Planet Waves: Cosmic Equinox, or the Antisixties? | Monthly Forecast | Hudson Valley | Chronogram Magazine


We’re about to experience a spring season like no other. In the Northern Hemisphere, spring begins when the Sun’s rays square the equator, just past noon in the Eastern US zone on March 20. This is also the time when the Sun enters the sign Aries and the new astronomical year begins. Aries is a cardinal sign, which means it begins a season and arrives with strength, determination, and initiative.

Think of all the energy rising out of the ground: seeds bursting into bloom, trees creating tens of thousands of new leaves to harvest the newly available rays of the Sun, animals birthing, and even people taking a moment to feel alive. Yet in addition to the usual fire surge of spring, this particular season contains a planetary event that takes this energy to a cosmic scale. On June 8 there is a second equinox, where two of the largest and also most influential planets align exactly in the first degree of Aries. Think of that degree as a kind of amplifier that makes an astrological event impossible to miss, called the Aries Point.

The planets involved are Jupiter (wisdom, expansion, culture, pleasure, exotic) and Uranus (spontaneous, disruptive, revolution, ingenious, forward-thinking). They meet up every 14 years, in a different sign (the last time was Aquarius, in February 1997).

Though any moment of astrology is unique in the world, it’s possible to make some comparisons to past events. If you’re old enough to remember 1969, you’ve felt something like this. The conjunction happened that year, in very early Libra—precisely opposite of where it happens in the spring of 2010.

While 250,000 people marched on Washington to protest the Vietnam War, another 100,000 demonstrated simultaneously in San Francisco. We witnessed the Moon landing in July—the first time that humans touched the surface of another planet. By some miracle, this was followed weeks later by the Woodstock festival in August, which was like life on Earth turning into life on another planet.

The year was not all jubilance.
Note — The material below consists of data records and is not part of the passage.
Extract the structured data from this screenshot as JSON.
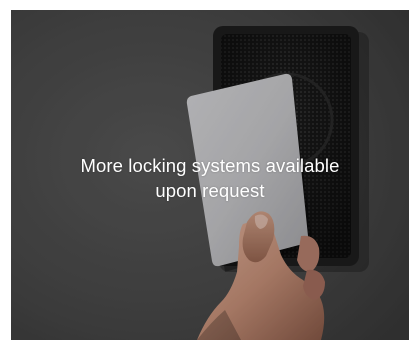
{
  "promo_card": {
    "caption_line1": "More locking systems available",
    "caption_line2": "upon request"
  }
}
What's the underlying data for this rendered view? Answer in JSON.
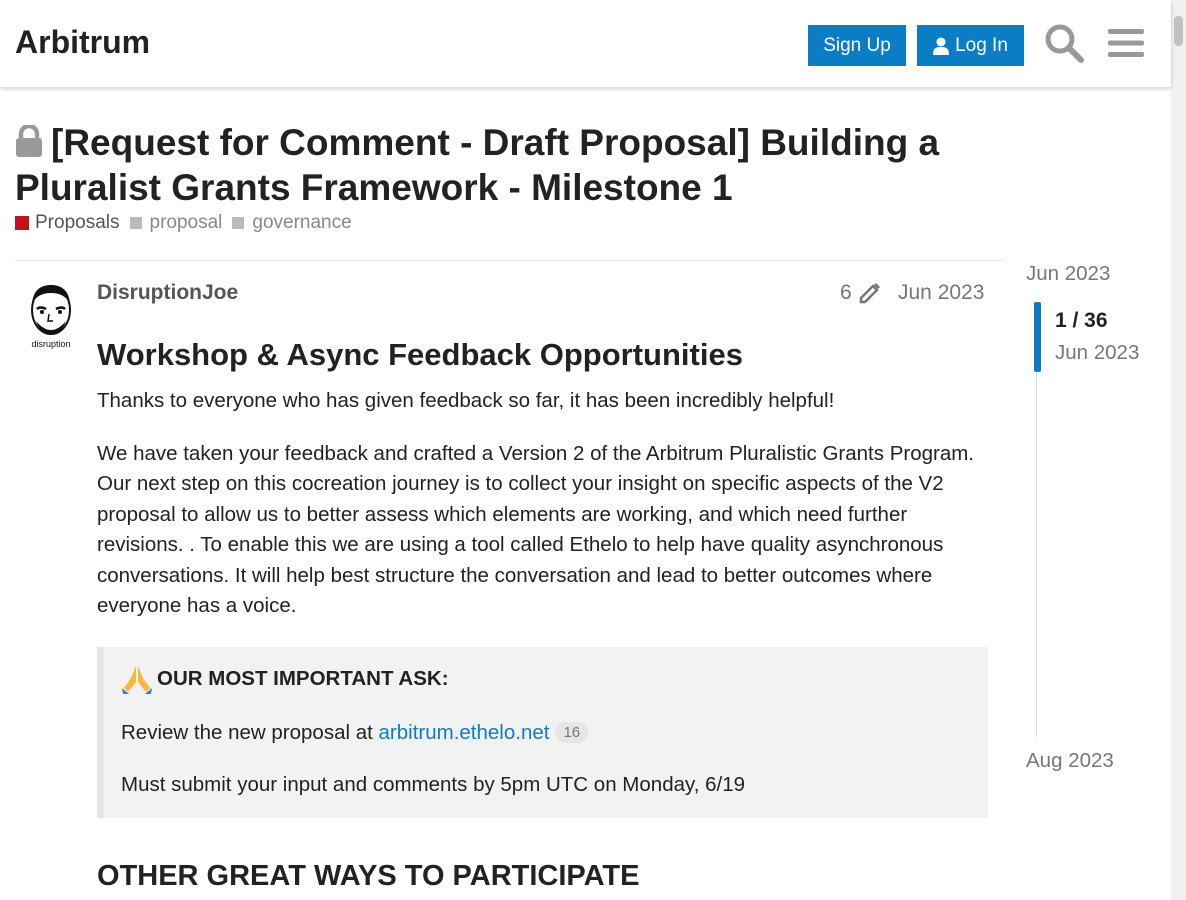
{
  "header": {
    "site_title": "Arbitrum",
    "signup_label": "Sign Up",
    "login_label": "Log In"
  },
  "topic": {
    "title": "[Request for Comment - Draft Proposal] Building a Pluralist Grants Framework - Milestone 1",
    "category": "Proposals",
    "tags": [
      "proposal",
      "governance"
    ]
  },
  "post": {
    "username": "DisruptionJoe",
    "edit_count": "6",
    "date": "Jun 2023",
    "heading": "Workshop & Async Feedback Opportunities",
    "paragraphs": [
      "Thanks to everyone who has given feedback so far, it has been incredibly helpful!",
      "We have taken your feedback and crafted a Version 2 of the Arbitrum Pluralistic Grants Program. Our next step on this cocreation journey is to collect your insight on specific aspects of the V2 proposal to allow us to better assess which elements are working, and which need further revisions. . To enable this we are using a tool called Ethelo to help have quality asynchronous conversations. It will help best structure the conversation and lead to better outcomes where everyone has a voice."
    ],
    "callout": {
      "heading": "OUR MOST IMPORTANT ASK:",
      "review_prefix": "Review the new proposal at ",
      "link_text": "arbitrum.ethelo.net",
      "link_clicks": "16",
      "deadline": "Must submit your input and comments by 5pm UTC on Monday, 6/19"
    },
    "section_heading": "OTHER GREAT WAYS TO PARTICIPATE"
  },
  "timeline": {
    "start_date": "Jun 2023",
    "position": "1 / 36",
    "current_date": "Jun 2023",
    "end_date": "Aug 2023"
  },
  "colors": {
    "accent": "#0a7ec5",
    "category": "#c1121f"
  }
}
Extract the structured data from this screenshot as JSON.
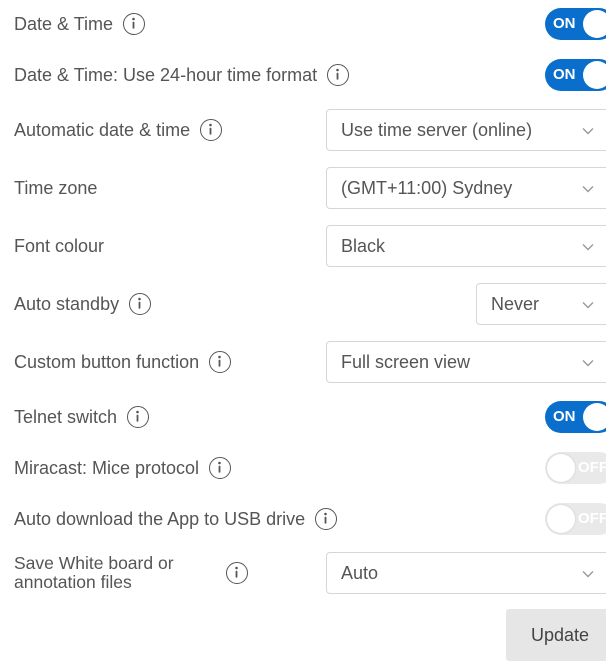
{
  "settings": [
    {
      "label": "Date & Time",
      "control": "toggle",
      "state": "ON"
    },
    {
      "label": "Date & Time: Use 24-hour time format",
      "control": "toggle",
      "state": "ON"
    },
    {
      "label": "Automatic date & time",
      "control": "select",
      "value": "Use time server (online)"
    },
    {
      "label": "Time zone",
      "control": "select",
      "value": "(GMT+11:00) Sydney"
    },
    {
      "label": "Font colour",
      "control": "select",
      "value": "Black"
    },
    {
      "label": "Auto standby",
      "control": "select",
      "value": "Never"
    },
    {
      "label": "Custom button function",
      "control": "select",
      "value": "Full screen view"
    },
    {
      "label": "Telnet switch",
      "control": "toggle",
      "state": "ON"
    },
    {
      "label": "Miracast: Mice protocol",
      "control": "toggle",
      "state": "OFF"
    },
    {
      "label": "Auto download the App to USB drive",
      "control": "toggle",
      "state": "OFF"
    },
    {
      "label": "Save White board or annotation files",
      "control": "select",
      "value": "Auto"
    }
  ],
  "update_button": {
    "label": "Update"
  },
  "icons": {
    "info": "info-circle-icon",
    "dropdown": "chevron-down-icon"
  },
  "colors": {
    "toggle_on": "#0a6fcc",
    "toggle_off": "#e9e9e9",
    "text": "#555555",
    "button_bg": "#e6e6e6"
  }
}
Nixon became president. The Manson murders happened that summer. The Beatles broke up. Yet every event had a quality of being personally significant, affecting many people. These were not abstract news items; they were palpable experiences that we cared about, and that came crashing into our living rooms. They have all left many visual impressions in our minds. It was a mythic time in history, larger than life, yet also in the flow of life.

There are odd little details from 1969. The Boeing 747 and Concorde made their first flights. A lot of nasty information came out about Vietnam, including the fact of an illegal war in Laos (Cambodia was the next year). Sen. Ted Kennedy drove his car off of Dyke Bridge, killing a former campaign worker. All of this happened in a few short seasons; most of it focused on the summer.

To understand a confluence of events that significant, it helps to look to astrology. There’s unlikely to be an explanation in conventional history or sociology, or not one that’s spiritually satisfying. Astrology is a matter of what time it is, and both the planets and world events help us see that. By 1969, it was time for people to get together; it was time for awareness of global issues to amount to something.

In Libra style, there were three massive peace gatherings—the two antiwar protests and the historic pro-peace protest we think of as Woodstock. I have always considered Woodstock one of the most moving, poignant statements by the public against Vietnam; it’s always seemed like the best protest ever. I thought I would ask Michael Lang, the creator of the festival, if he agreed.

“The war was definitely at the center,” Lang said in a March 11 e-mail. “Everyone’s thinking was focused on stopping the war.”

What’s different about the astrology of ’10 as compared to ’69 is that the setup is a mirror image. Where a conjunction occurs tells you something about how it’s going to feel, and how many people it will affect. In 1969, the conjunction took place in Libra, a sign that’s mellow on the exterior but with a lot of mojo coming out from deep inside. The themes of Libra include art, balance, beauty, and relationship.

In 2010, the Jupiter-Uranus conjunction takes place in the more impetuous sign Aries, a fire sign and the first sign of the zodiac. Aries tends to be self-centered and lacks the balance of Libra. It comes with a raw, unrefined, and fiery quality. The two conjunctions have one thing in common, which is that they appear in the very early degrees of what are called cardinal signs—the signs that start the seasons.